Um dos exemplos mais flagrantes do esforço contínuo por transportar a arte para a
cidade, será sem dúvida o festival “Raia: Tráfico de Edições e Afins” que reúne
editores, artistas gráficos, impressores e artesão para dar a conhecer e vender edições
literárias, discos, artefactos gráficos e enfim cartazes. O festival “conjuga a tradicional
feira de edição e a arte gráfica” estimulando diálogo entre o público os artistas e os
editores, a quem as obras produzidas são adquiridas directamente. Desde logo há um
mote que enuncia o propósito do festival: “A Raia é dos pequenos editores e dos artistas
gráficos, sem intermediários ou apoios institucionais.” Compreendemos assim a
importância de uma feira que visa pôr o grande público a par do que se passa no mundo
da pequena edição de objectos de natureza gráfica e literária.

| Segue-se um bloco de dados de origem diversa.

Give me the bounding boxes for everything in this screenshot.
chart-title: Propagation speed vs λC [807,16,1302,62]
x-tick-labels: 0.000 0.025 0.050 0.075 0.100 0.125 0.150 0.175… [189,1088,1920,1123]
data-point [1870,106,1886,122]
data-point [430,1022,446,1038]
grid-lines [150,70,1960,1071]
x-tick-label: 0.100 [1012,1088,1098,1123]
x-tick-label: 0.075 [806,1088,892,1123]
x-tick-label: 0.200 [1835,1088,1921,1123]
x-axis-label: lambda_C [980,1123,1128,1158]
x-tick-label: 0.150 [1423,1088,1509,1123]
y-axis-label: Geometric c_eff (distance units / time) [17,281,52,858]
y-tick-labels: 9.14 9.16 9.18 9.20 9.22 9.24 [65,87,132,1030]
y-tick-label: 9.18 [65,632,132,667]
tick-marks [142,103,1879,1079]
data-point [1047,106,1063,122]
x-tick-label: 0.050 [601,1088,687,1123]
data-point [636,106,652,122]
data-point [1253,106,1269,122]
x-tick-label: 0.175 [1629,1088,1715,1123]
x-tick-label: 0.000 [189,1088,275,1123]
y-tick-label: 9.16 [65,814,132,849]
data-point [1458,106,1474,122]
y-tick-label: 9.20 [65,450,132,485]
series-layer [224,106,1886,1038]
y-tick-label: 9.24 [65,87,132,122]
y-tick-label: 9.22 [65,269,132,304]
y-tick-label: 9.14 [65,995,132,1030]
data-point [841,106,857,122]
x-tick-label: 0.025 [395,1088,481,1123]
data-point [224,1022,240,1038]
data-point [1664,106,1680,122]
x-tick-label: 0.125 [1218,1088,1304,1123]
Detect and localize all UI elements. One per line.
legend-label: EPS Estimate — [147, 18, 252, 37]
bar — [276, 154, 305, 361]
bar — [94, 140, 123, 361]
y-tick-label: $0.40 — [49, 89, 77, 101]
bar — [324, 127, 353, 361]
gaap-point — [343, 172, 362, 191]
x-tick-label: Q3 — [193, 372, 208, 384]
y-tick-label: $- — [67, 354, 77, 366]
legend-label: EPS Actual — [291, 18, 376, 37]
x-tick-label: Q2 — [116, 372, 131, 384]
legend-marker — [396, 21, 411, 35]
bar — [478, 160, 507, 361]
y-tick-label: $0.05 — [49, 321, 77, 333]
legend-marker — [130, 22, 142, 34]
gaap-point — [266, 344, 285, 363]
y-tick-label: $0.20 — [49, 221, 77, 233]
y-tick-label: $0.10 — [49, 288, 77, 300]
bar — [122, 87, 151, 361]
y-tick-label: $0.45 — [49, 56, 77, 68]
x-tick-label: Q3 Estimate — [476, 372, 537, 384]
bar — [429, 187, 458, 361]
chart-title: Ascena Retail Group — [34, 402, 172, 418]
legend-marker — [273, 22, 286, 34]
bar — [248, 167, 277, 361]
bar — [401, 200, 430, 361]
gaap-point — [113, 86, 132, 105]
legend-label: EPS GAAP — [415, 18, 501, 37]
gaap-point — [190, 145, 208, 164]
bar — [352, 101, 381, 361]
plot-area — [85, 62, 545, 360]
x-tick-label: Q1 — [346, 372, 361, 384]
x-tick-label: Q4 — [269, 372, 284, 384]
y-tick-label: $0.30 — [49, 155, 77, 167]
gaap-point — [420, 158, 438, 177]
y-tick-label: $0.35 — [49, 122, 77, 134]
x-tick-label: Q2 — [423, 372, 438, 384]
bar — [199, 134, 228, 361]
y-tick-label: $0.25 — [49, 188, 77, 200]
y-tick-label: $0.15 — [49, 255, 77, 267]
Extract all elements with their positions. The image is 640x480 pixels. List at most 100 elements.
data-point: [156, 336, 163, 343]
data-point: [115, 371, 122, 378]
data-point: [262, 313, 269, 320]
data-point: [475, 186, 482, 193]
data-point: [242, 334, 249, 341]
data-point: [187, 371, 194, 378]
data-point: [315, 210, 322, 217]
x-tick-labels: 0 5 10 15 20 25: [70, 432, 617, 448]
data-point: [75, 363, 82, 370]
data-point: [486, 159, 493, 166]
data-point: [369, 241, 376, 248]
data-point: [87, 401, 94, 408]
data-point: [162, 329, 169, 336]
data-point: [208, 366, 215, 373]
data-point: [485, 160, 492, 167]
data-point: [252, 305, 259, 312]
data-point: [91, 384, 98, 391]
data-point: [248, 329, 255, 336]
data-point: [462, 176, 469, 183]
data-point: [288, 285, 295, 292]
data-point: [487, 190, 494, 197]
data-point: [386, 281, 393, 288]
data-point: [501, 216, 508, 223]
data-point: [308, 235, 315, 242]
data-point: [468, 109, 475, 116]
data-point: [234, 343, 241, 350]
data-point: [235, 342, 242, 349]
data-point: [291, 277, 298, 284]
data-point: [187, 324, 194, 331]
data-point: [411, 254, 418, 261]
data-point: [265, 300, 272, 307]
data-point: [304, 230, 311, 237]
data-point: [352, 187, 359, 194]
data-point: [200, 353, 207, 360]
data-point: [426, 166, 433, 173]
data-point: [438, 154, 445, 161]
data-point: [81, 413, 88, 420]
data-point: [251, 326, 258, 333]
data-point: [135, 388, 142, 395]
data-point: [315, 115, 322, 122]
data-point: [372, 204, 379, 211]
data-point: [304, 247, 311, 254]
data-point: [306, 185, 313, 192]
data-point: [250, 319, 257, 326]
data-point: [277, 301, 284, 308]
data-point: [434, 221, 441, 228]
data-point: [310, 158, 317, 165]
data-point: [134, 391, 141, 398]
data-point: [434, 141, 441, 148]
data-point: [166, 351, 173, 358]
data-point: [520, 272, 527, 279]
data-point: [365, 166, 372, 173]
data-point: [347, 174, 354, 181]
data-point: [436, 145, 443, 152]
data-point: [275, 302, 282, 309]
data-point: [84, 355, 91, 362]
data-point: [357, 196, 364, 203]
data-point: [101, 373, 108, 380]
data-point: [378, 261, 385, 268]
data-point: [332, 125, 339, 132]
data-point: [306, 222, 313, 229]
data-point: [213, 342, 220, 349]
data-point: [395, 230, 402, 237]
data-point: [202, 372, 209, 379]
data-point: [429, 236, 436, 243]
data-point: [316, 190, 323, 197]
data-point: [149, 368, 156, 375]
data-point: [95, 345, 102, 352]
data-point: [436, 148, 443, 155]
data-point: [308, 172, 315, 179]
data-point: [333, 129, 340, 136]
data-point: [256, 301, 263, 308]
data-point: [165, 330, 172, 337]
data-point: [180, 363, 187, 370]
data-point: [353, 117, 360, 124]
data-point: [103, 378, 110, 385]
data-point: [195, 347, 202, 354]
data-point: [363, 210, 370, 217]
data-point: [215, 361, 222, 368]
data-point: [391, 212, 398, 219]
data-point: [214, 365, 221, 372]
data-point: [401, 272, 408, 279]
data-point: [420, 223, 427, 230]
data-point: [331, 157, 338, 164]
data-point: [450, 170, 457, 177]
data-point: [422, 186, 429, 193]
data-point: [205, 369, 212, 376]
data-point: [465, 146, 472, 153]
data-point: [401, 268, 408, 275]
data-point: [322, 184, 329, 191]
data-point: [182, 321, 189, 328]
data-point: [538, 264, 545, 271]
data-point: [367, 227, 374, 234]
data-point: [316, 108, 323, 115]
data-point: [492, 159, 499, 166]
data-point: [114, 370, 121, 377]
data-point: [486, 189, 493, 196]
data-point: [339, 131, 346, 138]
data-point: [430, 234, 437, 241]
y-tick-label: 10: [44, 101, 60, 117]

A raia é fronteira, linha de divisão ou limite. É por isso lugar de risco, de transposição, de
desafio. É limiar e é margem. É um espaço de possibilidades. Os livros aqui apresentados
aproximam-se dos limites da condição de livro. De serem livros, por permitirem o desempenho
da função básica de ver/ler o que está inscrito nas suas superfícies. De não serem livros, por tal
função básica não existir, e não passarem de referências a livros.10
Raia por si só é desde logo um nome significativo, jargão para a fonteira, zona, por
onde durante a ditadura se saltava ao muro, por onde passava o contrabando, e por onde
fugiam os exilados políticos, sociais, económicos. Assim o festival mesmo inserindo os
cartazes numa óptica de mercado “aqui mesmo de mercado popular”, não deixa de
conter uma carga política forte, que as actividade circundantes (leituras, lançamentos,
exposições e concertos) não deixam escapar, como projecto feito pela população para a
população.
Sobre a última edição, de dezembro de 2018, Júlio Henriques escreveu um texto que
talvez explicite por fim a relação que se estabelece nos tempos que correm entre artista
e população e simultaneamente a relação ética (ou moral) que se defende, tanto na
prática artística como na integração dos seus objectos no mercado.
10
FIGUEIREDO CARDOSO, Catarina, Apresentação da exposição Se Isto É Um Livro in, Raia - Tráfico
de edições, Outubro de 2017.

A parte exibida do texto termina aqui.